I can’t tell you how glad I was to read Mike Lafferty’s column indicating that the underlying cause of the riots in France is the Muslim religion. I had long suspected, contrary to what the liberal media would have you believe, that the Los Angeles riots in ‘92 as well as the riots in Detriot in 1989 (the same year the Pistons won the NBA championship) were caused by Christianity. In both cases, the riots took place in overwhelmingly Christian neighborhoods. I suspected that Christianity was the real cause of these incidents and am glad Mike Lafferty was able to set the record straight.

Scott Herbst
Reno

No news is bad news
I don’t have a problem with explicit material in any newspaper, if I could find one.

There’s another sanitized story about our troops being killed. The world’s press is there. Americans see nothing.

Where’s the photo? How is that a problem when I buy into being a part of an informed democracy, reading, and then am then “protected” from seeing the true images?

The reader, who’s way over here with a cup of joe, gets the idea that there’s no meaning to a name nor military attachment and all are interchangeable.

If anyone supports the troops that much (beyond, of course, fashion), we are enabled to say, ’tween trips to the mall, what detachment is where, [and which] young men and women are losing their lives, blasted into bloody oblivion. Their blood, their last thing in the world, pooling to evaporate in some foreign desert for nothing.

There’s a lie right there. We can’t even bother [to know which young men and women are deployed where].

Jack the nozzle into the gas pump. This time, jack it harder. That’ll fix everything.

As Madison Avenue will freely attest, we are a visually-oriented species, primed for stupidity, wallets dancing deftly on the bottom line.

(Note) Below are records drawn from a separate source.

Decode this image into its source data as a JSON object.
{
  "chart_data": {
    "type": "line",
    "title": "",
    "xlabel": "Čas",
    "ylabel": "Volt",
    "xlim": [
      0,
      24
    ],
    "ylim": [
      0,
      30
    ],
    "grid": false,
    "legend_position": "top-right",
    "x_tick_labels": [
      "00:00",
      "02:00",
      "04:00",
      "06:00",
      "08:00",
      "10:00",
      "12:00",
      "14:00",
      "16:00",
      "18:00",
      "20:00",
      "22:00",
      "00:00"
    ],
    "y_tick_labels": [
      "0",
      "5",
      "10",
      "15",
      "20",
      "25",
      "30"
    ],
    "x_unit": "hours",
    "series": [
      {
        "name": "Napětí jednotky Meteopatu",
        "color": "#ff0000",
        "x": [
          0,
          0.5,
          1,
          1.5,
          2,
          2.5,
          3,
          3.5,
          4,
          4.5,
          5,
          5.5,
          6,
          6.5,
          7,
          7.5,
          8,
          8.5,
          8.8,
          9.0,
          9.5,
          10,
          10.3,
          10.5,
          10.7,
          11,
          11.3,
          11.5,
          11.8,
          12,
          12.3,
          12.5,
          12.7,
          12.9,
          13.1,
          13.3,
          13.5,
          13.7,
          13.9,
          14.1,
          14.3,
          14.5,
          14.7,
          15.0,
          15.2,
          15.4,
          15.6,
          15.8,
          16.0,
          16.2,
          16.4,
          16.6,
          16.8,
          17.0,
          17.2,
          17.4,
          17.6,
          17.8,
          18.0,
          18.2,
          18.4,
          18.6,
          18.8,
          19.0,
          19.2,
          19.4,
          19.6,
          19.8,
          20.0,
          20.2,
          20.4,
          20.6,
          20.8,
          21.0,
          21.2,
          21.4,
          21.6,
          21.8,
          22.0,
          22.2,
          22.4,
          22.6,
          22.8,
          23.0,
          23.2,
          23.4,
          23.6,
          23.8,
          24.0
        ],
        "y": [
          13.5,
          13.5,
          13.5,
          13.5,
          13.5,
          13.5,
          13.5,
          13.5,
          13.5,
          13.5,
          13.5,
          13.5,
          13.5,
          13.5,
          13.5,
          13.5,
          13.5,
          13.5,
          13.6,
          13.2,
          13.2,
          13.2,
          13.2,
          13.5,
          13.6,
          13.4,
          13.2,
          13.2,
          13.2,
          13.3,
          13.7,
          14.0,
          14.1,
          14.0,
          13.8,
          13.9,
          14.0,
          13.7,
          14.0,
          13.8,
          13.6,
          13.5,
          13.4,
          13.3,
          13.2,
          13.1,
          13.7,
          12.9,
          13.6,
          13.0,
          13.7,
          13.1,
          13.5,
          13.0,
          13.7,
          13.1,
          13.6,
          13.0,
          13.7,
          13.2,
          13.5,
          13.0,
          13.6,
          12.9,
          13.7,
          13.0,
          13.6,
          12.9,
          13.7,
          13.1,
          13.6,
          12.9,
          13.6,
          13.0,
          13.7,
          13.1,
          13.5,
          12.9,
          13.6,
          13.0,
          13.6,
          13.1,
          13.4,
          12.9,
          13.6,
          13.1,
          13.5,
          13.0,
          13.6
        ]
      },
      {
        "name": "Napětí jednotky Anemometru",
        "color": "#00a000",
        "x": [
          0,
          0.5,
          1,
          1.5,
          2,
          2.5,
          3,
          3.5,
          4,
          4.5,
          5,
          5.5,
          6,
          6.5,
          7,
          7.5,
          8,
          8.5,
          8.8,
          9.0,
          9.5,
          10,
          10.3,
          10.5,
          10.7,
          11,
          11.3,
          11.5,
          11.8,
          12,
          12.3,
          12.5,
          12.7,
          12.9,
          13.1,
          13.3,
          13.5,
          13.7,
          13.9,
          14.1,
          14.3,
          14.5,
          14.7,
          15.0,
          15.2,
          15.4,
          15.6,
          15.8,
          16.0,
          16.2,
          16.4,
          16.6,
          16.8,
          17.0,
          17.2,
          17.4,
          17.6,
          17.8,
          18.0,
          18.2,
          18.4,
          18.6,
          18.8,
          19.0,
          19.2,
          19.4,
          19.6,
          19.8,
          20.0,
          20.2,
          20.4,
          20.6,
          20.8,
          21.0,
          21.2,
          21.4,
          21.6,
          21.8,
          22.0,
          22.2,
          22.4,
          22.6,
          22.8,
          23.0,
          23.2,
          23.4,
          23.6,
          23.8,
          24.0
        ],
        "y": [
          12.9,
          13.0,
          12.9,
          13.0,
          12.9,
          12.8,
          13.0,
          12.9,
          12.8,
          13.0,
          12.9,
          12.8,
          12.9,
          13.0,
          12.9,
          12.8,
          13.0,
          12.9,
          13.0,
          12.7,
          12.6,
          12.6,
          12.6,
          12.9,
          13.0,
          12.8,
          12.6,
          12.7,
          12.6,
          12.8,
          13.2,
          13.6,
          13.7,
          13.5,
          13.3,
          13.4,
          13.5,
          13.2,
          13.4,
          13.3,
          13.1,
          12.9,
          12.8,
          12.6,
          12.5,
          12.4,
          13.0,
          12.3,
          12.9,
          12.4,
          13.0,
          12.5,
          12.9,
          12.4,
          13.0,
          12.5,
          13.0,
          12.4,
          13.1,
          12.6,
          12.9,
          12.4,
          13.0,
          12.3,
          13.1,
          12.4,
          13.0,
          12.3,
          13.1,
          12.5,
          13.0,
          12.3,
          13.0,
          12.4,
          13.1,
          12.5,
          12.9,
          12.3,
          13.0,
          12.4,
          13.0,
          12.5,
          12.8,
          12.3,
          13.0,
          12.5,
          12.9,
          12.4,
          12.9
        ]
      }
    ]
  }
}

But if one looked up “explicit” between swallowing their daily dose of delusional—I’m sorry, crafted—crap, one finds that “explicit” means a conveyance of a fundamental character, the act of making clear and distinct. While anything in the world can be perverted—governments, religion, morals, ethics—only a fool would believe, like the Druids, that some threat incarnate somehow resides in secret outside theirself.

Craig Ayres-Sevier
Reno

And we welcome you, too
The congregation of First United Methodist Church wants the people of Reno and Sparks to know we remain more open than ever to the fullness of God’s creativity! Ages, colors, classes, creeds, conditions, genders, nationalities, sexualities—you name it, one God makes and keeps us all! While religious traditions and national denominations may quake and quarrel over opening hearts, minds, and doors to all people, local churches like ours are doing it day by day! Whoever you are, we welcome you—in the name of the One who welcomes us all!

Kay Greene
Reno

What’s censored?

Re “Censored” (Feature story, Dec. 1):

Kinda laughable that Project Censored wants to include disputes about the 2004 election among the “big stories the mainstream media ignored” last year. Who do they cite as “proof” of this but none other than Jesse Jackson writing in the Seattle Post-Intelligencer (in what could only have been an opinion piece).

Perhaps Mother Jones said it best back in 2000 in an opinion piece called “The Unbearable Lameness of Project Censored:”

“It should embarrass us that Project Censored has become a thinly veiled excuse for an alternative press self-love-fest, an opportunity for us to give ourselves awards, something to convince us that we’re doing well and doing good. Are we really that insecure?” (Mother Jones, April 11, 2000)

Probably the most ignored news story about the 2004 election would be Patricia Axelrod’s lawsuit against Dean Heller over his alleged miscount of the Nevada Presidential vote. Results of said lawsuit: zip, zero, nada—nothing came out of this high-profile publicity stunt.

The main problem with any of these Project Censored stories is that even six months down the road they turn into Project Meaningless stories. Thank you for sparing us from a reprint of their whole pathetic report.